Let $X,Y$ be two disjoint closed sets on $\mathbb{R}$ such that $X\cup Y = [a,b]$. Show that $X= \emptyset$ or $Y = \emptyset$.
Here's what I've got by now:
Let $k \in X\cup Y$. Therefore $k \in X$ or $k \in Y$. Suppose that $X \neq \emptyset$ and $k \in X$, hence $k \notin Y$ which implies that $k \in \mathbb{R} \setminus Y$. From that it follows that $\exists \epsilon_k > 0$ such that $(k – \epsilon_k, k + \epsilon_k) \subset \mathbb{R} \setminus Y$. Since $k \in X\cup Y = [a,b]$ it follows that $a \leq k \leq b$.
Now let's get an $\epsilon > 1$ such that $(k-\frac{\epsilon_k}{\epsilon},k+\frac{\epsilon_k}{\epsilon}) \subset \big((k – \epsilon_k, k + \epsilon_k) \cap [a,b] \big)$. That $\epsilon$ clearly exists, and then it follows that $(k-\frac{\epsilon_k}{\epsilon},k+\frac{\epsilon_k}{\epsilon}) \subset \mathbb{R}\setminus Y \cap [a,b]$.

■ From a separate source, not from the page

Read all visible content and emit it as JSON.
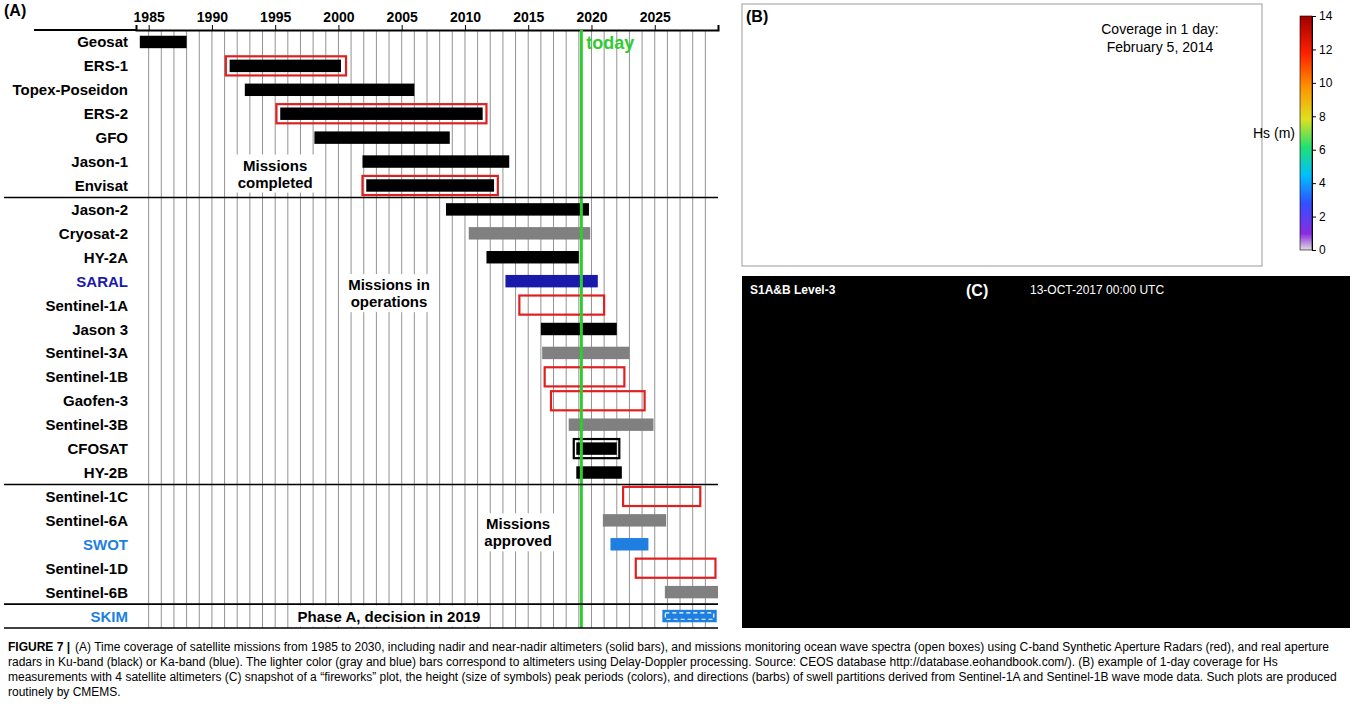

Now see that $\mathbb{R} \setminus Y \cap [a,b] = \mathbb{R} \setminus Y \cap (X \cup Y) = X$. From our previous conclusion, it follows that $X$ is open.
Using the same reasoning, by supposing that $Y\neq 0$ it follows that $Y$ is open.
So now suppose that $X,Y \neq \emptyset$. Theferore $X,Y$ are open sets. Therefore $X\cup Y$ is also an open set, hence it cannot be a closed interval $[a.b]$ which is closed, therefore $X = \emptyset$ or $Y = \emptyset$.
Edit for cases when $k=a$ or $k=b$
As the user 5xum pointed out, to guarantee the existence of that $\epsilon > 0$ we need $k \notin \{a,b\}$. So if I can guarantee that there is such $k \in X$, we're done without loss of generality for the case where $Y \neq \emptyset$.
To prove that, suppose that there isn't such $k \in X$. Therefore $X=\{a\}$ or $X=\{b\}$ or $X=\{a,b\}$. In all those three cases $Y$ cannot be closed, because $Y$ would be respectively $(a,b]$, $[a,b)$ and $(a,b)$. Since $Y$ is closed, that $k$ exists.
Can someone please check my work? That was a hard lemma for me and even after that proof attempt, I'm not 100% sure if it's fully correct! Thanks and any kind of help is highly appreciated!
Best Answer
Does it though? What about if $k=a$?